01 April 2017

Ligand efficiency invalidated!

Practical Fragments has had quite a few posts on ligand efficiency (see here, here, and here, for starters). Ligand efficiency (LE) is defined simply as the free energy of binding for a ligand divided by the number of heavy atoms in the ligand. One of the criticisms of LE is that the definition of free energy depends on the definition of standard state, which may be different on different planets. With the discovery of silicon-based life on Venus, this is no longer just an academic argument. Indeed, a recent paper in Venusian Analytical, Physical, & Inorganic Discoveries describes an excellent case study.

Professor Perelandra and colleagues at East Eistla University performed a crystallograhic fragment screen on the enzyme silica hydratase, which is essential for the life cycle of the viciously parasitic Crystalline Horde. Fragment 1 binds in the active site, and although it has low affinity, structure-guided medicinal chemistry rapidly led to compound 42, with low nM activity in vitro and good efficacy in a silicon resorption model.
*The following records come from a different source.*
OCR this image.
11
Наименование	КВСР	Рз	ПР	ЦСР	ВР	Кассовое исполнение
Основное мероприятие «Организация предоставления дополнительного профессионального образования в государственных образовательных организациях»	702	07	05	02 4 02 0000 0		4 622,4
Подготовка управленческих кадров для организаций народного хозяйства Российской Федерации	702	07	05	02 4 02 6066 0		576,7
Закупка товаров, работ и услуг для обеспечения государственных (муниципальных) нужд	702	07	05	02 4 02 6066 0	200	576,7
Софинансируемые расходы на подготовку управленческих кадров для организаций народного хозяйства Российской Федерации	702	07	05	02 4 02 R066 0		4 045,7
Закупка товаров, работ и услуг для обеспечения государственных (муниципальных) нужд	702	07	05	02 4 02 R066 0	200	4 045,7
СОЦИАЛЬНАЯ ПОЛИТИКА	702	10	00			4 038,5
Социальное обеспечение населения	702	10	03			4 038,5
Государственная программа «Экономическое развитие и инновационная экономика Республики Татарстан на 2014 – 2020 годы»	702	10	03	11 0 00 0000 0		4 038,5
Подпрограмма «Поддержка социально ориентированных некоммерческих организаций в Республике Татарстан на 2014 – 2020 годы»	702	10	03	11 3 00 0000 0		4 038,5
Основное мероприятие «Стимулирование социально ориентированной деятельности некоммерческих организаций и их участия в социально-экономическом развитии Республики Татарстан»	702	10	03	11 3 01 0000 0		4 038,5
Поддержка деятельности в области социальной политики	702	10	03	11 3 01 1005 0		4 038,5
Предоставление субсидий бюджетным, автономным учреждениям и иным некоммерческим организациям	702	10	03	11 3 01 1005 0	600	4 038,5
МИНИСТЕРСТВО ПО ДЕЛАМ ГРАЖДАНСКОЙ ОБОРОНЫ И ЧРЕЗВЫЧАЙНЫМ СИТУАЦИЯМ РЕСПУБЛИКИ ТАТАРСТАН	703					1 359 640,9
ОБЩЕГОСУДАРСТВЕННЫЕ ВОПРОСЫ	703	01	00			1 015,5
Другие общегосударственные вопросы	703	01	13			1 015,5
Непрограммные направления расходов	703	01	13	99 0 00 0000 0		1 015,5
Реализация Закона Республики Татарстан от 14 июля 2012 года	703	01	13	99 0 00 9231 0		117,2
Things get even more interesting when you calculate the ligand efficiency values. The Venusians define standard temperature and pressure very differently from us. More importantly, they don't believe that standard state concentration should be 1 M. Given the extreme conditions on their home world, they choose a standard state concentration of 10 M.

LE = - ΔG/HA
(where HA = number of non-hydrogen atoms)

Thus, LEVenus = -RTln(KD/[A]0)/HA
(where T = 737 K and [A]0 = 10 M)

Using our terracentric definitions, the (impressive) LE of the fragment hit stays roughly the same during optimization, suggesting that the medicinal chemists have done a good job. However, by Venusian standards, the LE decreases!

This rock-solid example shows that Dr. Saysno was right: ligand efficiency is arbitrary and should never be used – on Venus.

3 comments:

Anonymous said...

Good one!

Anonymous said...

The authors did not mention, that skiing in April is wonderful on Venus. Otherwise, great research ;)

Dan Erlanson said...

Jesting aside, as near as I can tell this post accurately summarizes Pete's criticism of ligand efficiency. What I found interesting when writing it was how insensitive LE is to the definition of standard state: it actually took quite a bit of tweaking to contrive an example where Terran ligand efficiency increased while Venusian ligand efficiency decreased. In other words, the criticism is irrelevant, at least for Earthlings.